Puerto Rico's bankruptcy filing last week should not have an impact on the island's cooperativa system, according to the Association of Cooperative Chief Executive Officers of Puerto Rico.

“The cooperative sector has been preparing for this for some time,” the association said, in a statement issued after the island's government filed for a type of bankruptcy protection from creditor.

Puerto Rico has more than 100 cooperativas insured by the territory's Corporation for the Supervision and Insurance of Cooperatives. That is in addition to the island's credit unions that are insured by the NCUA.

The association pledged its support for any cooperativas that face severe economic problems as a result of the bankruptcy filing.

“Even if individual credit unions face major complications, our commitment as a sector is to maintain solidarity and ensure the protection of the assets of all cooperative members,” the association said, in a statement. “We will be there for everyone, as the cooperative values demand.”

Last year, then-Governor Alejandro Garcia Padilla warned last year that the credit union system could collapse because of the financial crisis that faced the island.

But the association, whose official name is the Asociación de Ejecutivos de Cooperativas de Puerto Rico, said that the cooperative sector has tested financial stress using various scenarios and has “identified that we are able to cope with all those circumstances.”

The island insured credit unions are heavily invested in government bonds issued by Puerto Rico.

Last year, an attorney representing 25 cooperativas said that government officials had coerced the financial institutions into investing in government bonds.

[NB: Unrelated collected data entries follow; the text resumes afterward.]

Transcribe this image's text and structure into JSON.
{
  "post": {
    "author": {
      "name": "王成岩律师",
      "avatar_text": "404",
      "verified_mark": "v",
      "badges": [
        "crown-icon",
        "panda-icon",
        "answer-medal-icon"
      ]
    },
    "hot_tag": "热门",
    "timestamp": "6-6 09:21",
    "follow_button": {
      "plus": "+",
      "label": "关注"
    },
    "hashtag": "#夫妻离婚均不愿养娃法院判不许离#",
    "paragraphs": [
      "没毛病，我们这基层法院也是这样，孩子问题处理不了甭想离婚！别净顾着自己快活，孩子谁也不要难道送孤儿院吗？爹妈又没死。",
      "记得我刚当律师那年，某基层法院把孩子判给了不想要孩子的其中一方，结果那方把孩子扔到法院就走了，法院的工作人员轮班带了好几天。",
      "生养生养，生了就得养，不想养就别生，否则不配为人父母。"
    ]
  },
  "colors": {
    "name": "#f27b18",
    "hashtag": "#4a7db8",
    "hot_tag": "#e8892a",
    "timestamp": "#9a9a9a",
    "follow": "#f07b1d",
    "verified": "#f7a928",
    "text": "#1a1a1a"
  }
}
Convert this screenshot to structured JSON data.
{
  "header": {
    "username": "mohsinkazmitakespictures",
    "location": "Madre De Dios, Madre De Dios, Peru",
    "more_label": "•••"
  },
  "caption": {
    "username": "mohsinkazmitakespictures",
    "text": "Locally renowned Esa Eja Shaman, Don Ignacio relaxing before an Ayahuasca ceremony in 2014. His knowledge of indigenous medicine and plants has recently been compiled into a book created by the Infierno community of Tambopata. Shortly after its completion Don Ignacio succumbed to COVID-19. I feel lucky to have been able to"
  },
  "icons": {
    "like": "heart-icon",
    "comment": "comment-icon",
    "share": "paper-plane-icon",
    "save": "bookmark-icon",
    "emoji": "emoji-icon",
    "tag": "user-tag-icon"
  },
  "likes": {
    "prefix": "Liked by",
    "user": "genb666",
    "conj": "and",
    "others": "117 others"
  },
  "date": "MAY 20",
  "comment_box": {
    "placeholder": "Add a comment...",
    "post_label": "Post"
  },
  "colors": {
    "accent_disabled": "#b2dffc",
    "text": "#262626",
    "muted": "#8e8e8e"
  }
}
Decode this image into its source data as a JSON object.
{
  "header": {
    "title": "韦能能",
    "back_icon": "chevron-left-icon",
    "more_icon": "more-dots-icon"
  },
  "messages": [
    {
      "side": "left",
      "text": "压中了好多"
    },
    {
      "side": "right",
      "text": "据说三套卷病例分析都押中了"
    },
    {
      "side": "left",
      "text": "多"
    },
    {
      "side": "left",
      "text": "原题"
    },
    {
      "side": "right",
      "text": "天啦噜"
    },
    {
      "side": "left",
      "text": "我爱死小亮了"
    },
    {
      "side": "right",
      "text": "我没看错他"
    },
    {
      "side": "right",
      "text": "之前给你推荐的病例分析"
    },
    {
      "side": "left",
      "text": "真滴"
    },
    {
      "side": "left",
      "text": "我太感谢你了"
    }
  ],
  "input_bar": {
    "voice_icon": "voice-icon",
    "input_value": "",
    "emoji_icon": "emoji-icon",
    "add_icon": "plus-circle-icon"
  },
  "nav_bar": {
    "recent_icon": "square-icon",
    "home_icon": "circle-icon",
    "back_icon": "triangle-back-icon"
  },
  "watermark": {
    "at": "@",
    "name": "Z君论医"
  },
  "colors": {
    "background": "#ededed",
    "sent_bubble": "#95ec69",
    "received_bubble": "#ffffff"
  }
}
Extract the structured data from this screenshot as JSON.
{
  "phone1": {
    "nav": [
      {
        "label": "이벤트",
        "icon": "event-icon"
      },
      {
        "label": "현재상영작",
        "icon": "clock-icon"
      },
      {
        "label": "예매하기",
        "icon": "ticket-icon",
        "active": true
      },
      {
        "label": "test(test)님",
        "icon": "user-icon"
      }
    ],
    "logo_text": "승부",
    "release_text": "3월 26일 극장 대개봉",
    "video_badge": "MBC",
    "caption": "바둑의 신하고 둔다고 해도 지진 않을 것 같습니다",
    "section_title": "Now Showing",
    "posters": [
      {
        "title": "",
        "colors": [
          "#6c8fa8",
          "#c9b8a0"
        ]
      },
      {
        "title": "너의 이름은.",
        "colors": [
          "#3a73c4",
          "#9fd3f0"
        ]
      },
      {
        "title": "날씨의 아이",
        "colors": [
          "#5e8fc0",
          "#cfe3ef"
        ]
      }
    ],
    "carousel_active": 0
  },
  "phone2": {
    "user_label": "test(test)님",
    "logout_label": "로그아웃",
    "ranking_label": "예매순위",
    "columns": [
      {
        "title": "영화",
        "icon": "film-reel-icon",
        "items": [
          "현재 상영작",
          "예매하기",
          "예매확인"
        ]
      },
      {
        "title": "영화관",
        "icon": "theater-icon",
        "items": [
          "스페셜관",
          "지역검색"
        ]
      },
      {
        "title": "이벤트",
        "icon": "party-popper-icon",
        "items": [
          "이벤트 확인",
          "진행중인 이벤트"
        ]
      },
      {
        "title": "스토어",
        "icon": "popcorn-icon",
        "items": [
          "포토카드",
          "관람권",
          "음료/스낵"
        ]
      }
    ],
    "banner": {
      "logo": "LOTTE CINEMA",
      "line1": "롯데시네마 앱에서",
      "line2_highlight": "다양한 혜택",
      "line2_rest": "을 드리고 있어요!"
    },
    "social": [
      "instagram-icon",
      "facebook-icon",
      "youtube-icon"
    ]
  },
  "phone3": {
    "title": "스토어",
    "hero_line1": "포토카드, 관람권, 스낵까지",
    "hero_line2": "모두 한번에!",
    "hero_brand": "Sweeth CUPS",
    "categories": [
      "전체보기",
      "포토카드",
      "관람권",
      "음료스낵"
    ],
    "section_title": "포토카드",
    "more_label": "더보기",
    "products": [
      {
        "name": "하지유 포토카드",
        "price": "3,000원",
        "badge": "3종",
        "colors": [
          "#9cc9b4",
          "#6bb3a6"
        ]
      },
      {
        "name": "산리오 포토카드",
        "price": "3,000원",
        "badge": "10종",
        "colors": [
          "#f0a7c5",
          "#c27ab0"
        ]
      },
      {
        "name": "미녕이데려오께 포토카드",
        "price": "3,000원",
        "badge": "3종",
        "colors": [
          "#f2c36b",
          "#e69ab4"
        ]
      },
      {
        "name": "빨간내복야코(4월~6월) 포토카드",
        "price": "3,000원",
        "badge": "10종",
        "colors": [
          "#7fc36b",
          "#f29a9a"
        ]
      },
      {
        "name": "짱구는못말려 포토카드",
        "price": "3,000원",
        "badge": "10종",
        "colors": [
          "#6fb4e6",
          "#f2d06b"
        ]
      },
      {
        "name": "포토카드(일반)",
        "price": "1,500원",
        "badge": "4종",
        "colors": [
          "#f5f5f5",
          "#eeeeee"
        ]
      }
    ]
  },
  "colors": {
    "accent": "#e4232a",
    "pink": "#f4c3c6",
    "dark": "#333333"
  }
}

The bankruptcy filing came as a moratorium on lawsuits, authorized by Congress last year in legislation known as PROMESA came to an end. Puerto Rico officials and officials from an oversight board created by PROMESEA have been negotiating with creditors about settlements, but those negotiations so far have not been successful.

In the filing, the oversight board said that the government will not be able to meet its $74 billion debt burden and continue to provide government services to residents. And the government cannot refinance its debt, the oversight board said.

“In short, Puerto Rico's crisis has reached a breaking point,” the oversight board said.

The association said that despite the bankruptcy filing, representatives of creditor cooperativas and the island government are continuing.